Test Name | Min | Max | Median | Average |
---|---|---|---|---|
testResults - IL2CPP - 1 Big mesh | 32.3238 | 34.3637 | 33.3293 | 33.3280933333333 |
testResults - IL2CPP - 50 simple meshes | 40.0466 | 58.7367 | 41.6677 | 43.0790133333333 |
testResults - Mono - 1 Big mesh | 32.3963 | 34.3302 | 33.3263 | 33.2917133333333 |
testResults - Mono - 50 simple meshes | 40.3834 | 51.5294 | 41.6574 | 42.18962 |
It’s not the most important observation, but still worth noting that the Mono performance has practically leveled with IL2CPP.
Further optimization of the library would have required more significant changes, and accordingly, more time. But at this point, the current performance was already quite satisfactory. So, I decided to take one last look at the profiler, just in case something quick could be improved. And something was found.
The author of the library called RecalculateTangents()
every time the mesh was updated, but in our materials, they’re generally not needed. So, we can make this an additional option for those who want it. Of course, we could come up with something using the Job System, but for now, let’s just add a flag so that this call will only be made when necessary. Then, we’ll perform the final measurements.
Test Name | Min | Max | Median | Average |
---|---|---|---|---|
testResults - IL2CPP - 1 Big mesh | 7.5389 | 9.3847 | 8.3297 | 8.32364 |
testResults - IL2CPP - 50 simple meshes | 23.3105 | 33.3585 | 25.0162 | 26.35596 |
testResults - Mono - 1 Big mesh | 7.5006 | 16.7793 | 8.3345 | 9.44308333333333 |
testResults - Mono - 50 simple meshes | 23.8324 | 50.2136 | 24.9554 | 27.4275966666667 |
Conclusions and Final Thoughts
First, let’s discuss the significant difference between a large mesh and many small ones. The use of the Job System itself is not a silver bullet and comes with its own overhead, such as the constant transferring of data between managed arrays and NativeArrays, as well as the creation of these NativeArrays. The larger the amount of data we put into a single NativeArray and process with one Job, the more noticeable the performance gain will be. Currently, each curve and each MeshBender on the scene performs calculations independently of the others, and the overhead is cumulative.
In my opinion, the most effective solution to this problem would be the use of ECS, especially since we’re already using other parts of DOTS, and they work best together. This would allow us to write separate systems for recalculating curves and processing mesh vertices, as well as control the order of their execution without needing to rely on LateUpdate
. However, switching to ECS would require a complete rewrite of the project, so let’s leave that for the future or as a homework assignment for those interested.
Another useful improvement could be the use of the Advanced Mesh API, which is specifically designed for processing meshes in the Job System.
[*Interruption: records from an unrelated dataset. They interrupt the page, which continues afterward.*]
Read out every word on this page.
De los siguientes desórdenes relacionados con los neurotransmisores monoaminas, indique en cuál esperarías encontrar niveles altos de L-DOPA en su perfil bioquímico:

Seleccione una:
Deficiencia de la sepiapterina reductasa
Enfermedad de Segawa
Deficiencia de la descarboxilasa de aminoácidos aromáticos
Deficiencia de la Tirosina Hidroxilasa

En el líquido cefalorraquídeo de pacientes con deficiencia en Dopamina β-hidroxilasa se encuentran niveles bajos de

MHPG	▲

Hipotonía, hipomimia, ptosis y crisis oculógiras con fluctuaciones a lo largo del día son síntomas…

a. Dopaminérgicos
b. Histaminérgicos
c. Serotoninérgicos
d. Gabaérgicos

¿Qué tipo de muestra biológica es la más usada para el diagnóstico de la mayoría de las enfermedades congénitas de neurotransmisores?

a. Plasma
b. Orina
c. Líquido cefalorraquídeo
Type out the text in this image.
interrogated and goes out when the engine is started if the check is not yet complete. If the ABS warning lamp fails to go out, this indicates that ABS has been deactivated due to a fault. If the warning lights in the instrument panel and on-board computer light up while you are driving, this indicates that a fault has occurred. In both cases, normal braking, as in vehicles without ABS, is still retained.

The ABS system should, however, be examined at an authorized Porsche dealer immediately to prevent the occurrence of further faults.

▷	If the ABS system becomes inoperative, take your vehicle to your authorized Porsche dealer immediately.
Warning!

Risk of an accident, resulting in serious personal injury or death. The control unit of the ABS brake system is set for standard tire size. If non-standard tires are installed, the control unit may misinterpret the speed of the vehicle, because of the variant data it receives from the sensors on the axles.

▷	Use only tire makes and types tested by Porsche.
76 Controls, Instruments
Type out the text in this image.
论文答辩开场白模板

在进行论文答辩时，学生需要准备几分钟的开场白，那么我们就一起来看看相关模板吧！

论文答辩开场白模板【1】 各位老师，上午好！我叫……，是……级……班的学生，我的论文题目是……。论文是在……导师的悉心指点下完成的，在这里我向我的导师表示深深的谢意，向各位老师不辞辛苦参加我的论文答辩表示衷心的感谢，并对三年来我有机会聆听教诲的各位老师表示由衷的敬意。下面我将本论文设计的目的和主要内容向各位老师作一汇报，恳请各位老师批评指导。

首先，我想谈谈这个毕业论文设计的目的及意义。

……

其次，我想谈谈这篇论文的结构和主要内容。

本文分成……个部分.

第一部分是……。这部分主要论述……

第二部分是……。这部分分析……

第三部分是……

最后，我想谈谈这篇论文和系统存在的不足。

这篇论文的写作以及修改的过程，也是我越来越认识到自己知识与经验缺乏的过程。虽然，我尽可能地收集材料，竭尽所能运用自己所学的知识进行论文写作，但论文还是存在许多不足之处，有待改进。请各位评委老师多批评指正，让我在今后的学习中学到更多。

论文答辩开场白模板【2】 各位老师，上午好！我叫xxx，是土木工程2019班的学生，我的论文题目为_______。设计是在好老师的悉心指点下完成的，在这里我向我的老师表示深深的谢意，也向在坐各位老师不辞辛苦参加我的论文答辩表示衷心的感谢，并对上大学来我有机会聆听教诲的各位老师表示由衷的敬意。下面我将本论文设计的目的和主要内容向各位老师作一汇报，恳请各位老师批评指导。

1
Currently, we’re transferring data back and forth too much, which introduces unnecessary overhead.
At the moment, my fork of the original library can’t be called complete. During the refactoring process, I completely commented out the editor scripts and haven’t fixed them yet. Also, in MeshBender, I only converted the FillStretch method to use the Job System; the other two methods are still functional, but likely with worse performance.